Zarzuty ustawiania przetargów, działania w zorganizowanej grupie przestępczej, nadużycia uprawnień oraz wyłudzenia pieniędzy na szkodę wojska usłyszało sześć osób, zatrzymanych w środę w 22. Bazie Lotnictwa Taktycznego w Malborku. Od rana w bazie zatrzymań dokonywały Żandarmeria Wojskowa i policja. Na miejscu było też pięciu prokuratorów.
Z informacji reportera TVN24 wynika, że wśród dotychczas zatrzymanych są wysocy rangą oficerowie, ale także osoby cywilne, związane z frmami ochroniarskimi. Prokuratura nie informuje, jakie funkcje pełniły w bazie osoby, które usłyszały zarzuty. MON podał jedynie, że wśród tych, którym postawiono zarzuty, jest dwóch żołnierzy.
Zatrzymani usłyszeli już zarzuty, które dotyczą ustawiania przetargów, działania w zorganizowanej grupie przestępczej, nadużycia uprawnień oraz wyłudzenia pieniędzy na szkodę wojska.

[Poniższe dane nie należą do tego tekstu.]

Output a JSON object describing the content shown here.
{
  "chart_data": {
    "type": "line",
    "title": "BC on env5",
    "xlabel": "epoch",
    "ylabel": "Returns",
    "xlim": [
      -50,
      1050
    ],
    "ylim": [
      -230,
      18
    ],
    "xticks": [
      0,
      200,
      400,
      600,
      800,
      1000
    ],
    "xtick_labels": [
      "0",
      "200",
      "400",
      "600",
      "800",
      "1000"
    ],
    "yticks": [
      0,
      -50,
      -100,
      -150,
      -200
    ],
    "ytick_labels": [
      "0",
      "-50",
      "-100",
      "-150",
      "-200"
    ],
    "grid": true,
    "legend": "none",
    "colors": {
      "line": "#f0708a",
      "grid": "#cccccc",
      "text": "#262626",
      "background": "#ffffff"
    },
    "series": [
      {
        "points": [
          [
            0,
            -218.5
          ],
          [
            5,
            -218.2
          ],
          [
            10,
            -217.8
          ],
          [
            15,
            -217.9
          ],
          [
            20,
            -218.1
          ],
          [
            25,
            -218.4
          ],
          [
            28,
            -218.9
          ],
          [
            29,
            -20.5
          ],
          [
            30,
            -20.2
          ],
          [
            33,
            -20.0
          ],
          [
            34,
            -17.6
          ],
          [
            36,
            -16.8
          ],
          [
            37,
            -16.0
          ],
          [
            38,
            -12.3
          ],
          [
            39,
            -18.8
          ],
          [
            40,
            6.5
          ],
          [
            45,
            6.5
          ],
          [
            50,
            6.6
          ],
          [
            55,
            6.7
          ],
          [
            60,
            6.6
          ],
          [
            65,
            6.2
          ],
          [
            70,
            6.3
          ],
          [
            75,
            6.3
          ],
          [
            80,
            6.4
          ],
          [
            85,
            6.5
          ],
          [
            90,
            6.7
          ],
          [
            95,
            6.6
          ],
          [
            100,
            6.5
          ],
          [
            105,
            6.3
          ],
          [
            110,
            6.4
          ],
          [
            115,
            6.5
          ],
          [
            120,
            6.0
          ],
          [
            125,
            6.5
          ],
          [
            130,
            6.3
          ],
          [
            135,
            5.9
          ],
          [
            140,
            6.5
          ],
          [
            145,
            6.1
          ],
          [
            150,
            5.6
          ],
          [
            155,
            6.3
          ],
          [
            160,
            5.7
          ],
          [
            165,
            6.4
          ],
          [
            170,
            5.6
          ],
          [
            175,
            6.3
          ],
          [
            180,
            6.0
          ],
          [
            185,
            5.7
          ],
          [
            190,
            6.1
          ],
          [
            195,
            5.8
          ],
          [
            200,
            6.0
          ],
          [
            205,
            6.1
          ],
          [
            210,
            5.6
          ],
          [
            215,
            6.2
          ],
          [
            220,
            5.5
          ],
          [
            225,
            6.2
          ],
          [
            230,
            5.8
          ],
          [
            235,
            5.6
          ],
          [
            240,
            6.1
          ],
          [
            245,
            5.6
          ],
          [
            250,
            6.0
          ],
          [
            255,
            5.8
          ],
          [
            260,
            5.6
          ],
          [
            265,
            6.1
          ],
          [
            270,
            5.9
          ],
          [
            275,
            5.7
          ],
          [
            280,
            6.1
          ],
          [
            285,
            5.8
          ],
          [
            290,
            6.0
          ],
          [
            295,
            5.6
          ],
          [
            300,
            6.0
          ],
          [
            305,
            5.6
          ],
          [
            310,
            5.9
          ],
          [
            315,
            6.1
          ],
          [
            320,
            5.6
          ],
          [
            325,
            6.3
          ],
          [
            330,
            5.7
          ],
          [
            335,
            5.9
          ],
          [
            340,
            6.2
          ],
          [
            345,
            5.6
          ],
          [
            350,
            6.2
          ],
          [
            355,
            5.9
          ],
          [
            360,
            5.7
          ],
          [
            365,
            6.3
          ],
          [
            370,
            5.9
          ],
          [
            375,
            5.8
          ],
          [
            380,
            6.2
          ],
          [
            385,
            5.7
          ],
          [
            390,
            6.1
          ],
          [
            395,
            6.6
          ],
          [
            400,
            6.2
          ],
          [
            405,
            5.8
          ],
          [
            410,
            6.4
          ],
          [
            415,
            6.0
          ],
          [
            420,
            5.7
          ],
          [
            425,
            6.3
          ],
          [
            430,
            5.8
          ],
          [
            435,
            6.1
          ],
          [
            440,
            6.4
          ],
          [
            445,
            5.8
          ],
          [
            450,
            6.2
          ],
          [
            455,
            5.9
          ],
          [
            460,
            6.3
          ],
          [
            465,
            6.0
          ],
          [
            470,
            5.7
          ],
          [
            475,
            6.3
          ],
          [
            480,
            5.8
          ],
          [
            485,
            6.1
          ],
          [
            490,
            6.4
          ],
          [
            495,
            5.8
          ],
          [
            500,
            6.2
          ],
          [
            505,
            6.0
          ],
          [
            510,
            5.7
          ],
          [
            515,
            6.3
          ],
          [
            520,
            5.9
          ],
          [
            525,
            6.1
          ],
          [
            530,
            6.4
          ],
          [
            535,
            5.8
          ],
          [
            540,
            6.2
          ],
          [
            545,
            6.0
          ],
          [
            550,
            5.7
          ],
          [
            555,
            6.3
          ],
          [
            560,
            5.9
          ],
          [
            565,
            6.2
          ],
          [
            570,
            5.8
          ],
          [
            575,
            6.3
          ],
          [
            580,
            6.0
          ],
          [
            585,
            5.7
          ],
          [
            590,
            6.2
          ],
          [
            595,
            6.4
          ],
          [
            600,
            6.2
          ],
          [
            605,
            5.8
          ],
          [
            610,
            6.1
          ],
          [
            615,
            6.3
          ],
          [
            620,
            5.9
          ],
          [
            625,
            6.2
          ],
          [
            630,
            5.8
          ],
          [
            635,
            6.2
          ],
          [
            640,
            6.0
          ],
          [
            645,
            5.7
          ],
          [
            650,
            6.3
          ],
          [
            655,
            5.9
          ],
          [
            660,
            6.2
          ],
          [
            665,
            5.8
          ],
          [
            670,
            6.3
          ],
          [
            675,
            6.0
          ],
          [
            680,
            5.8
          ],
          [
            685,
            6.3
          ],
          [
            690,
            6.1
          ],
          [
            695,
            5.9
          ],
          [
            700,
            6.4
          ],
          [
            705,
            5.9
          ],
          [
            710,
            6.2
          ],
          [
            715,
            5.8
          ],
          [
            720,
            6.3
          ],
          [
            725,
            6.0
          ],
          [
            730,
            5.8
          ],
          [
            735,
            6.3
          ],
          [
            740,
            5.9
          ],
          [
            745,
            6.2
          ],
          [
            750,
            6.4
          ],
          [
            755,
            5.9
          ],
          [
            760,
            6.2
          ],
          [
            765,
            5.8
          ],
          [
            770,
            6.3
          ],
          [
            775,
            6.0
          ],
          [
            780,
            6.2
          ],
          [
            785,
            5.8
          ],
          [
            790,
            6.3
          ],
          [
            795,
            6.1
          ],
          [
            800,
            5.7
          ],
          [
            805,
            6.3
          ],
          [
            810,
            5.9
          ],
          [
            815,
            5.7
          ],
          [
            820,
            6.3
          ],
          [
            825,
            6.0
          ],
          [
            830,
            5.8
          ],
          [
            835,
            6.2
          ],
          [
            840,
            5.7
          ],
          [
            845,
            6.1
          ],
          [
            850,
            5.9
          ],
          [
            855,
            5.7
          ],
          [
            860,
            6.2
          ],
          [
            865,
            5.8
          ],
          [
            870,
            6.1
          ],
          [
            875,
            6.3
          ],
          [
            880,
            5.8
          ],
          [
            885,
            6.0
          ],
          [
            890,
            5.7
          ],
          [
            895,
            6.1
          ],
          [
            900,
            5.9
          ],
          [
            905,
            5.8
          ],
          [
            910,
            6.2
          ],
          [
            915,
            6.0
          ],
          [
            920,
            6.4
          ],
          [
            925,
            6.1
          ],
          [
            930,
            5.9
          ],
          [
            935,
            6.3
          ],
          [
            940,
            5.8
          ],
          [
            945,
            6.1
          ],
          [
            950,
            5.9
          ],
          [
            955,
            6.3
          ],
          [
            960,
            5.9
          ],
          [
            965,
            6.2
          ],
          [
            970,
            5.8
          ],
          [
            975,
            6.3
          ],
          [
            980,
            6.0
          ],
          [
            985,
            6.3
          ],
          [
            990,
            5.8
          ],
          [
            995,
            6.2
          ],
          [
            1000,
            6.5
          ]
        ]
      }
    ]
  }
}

Informacje o zatrzymaniach potwierdził wojskowy prokurator okręgowy w Poznaniu płk Tadeusz Cieśla.
Po przedstawieniu zarzutów wszyscy podejrzani mają odpowiadać z wolnej stopy. Niewykluczone są jednak kolejne zatrzymania i przesłuchania.
- Po ich (przesłuchań - red.) zakończeniu, pracujący na miejscu prokurator zdecyduje, czy będzie wnioskował do sądu o stosowanie środków zapobiegawczych - poinformował płk Cieśla.
Będą kolejne zatrzymania
Śledztwo ws. korupcji w 22. Bazie Lotnictwa Taktycznego od wielu miesięcy prowadzili policjanci z Komendy Wojewódzkiej Policji w Gdańsku i Żandarmeria Wojskowa. W ostatnich tygodniach popstępowanie nabrało tempa po pojawieniu się nowych dowodów.
Kpt. Marcin Maksjan z Naczelnej Prokuratury Wojskowej poinformował natomiast, że czynności procesowe w bazie w Malborku są wynikiem śledztwa prowadzonego od czerwca przez Wojskową Prokuraturę Okręgową w Poznaniu. Czynności mają być kontynuowane w czwartek i wnastępnych dniach, poinformował Maksjan. - Wówczas planowane jest przedstawienie zarzutów popełnienia przestępstwa kolejnym osobom - dodał.
Milionowe straty
- Przedstawione zarzuty związane są m.in. z ustawieniem przetargów na kwotę kilku milionów złotych - powiedział Maksjan.
Nieoficjalnie wiadomo, że zamieszane w aferę korupcyjną osoby mogły działać w ten sposób od kilku lat. Ich nadużycia sięgają co najmniej 7 milionów złotych - informuje reporter TVN24.
O środowych zatrzymaniach informowało też RMF FM. Radio podawało informację o stratach rzędu dziesiątek milionów złotych.
Minister obrony narodowej Tomasz Siemoniak napisał jednak późnym popołudniem na Twitterze: "możliwe szkody rzędu kilku mln zł". Dodał, że walka z korupcją w wojsku jest jednym z jego priorytetów. - SKW, CBA i Żandarmeria mają pełne wsparcie dla twardych działań - podkreślił.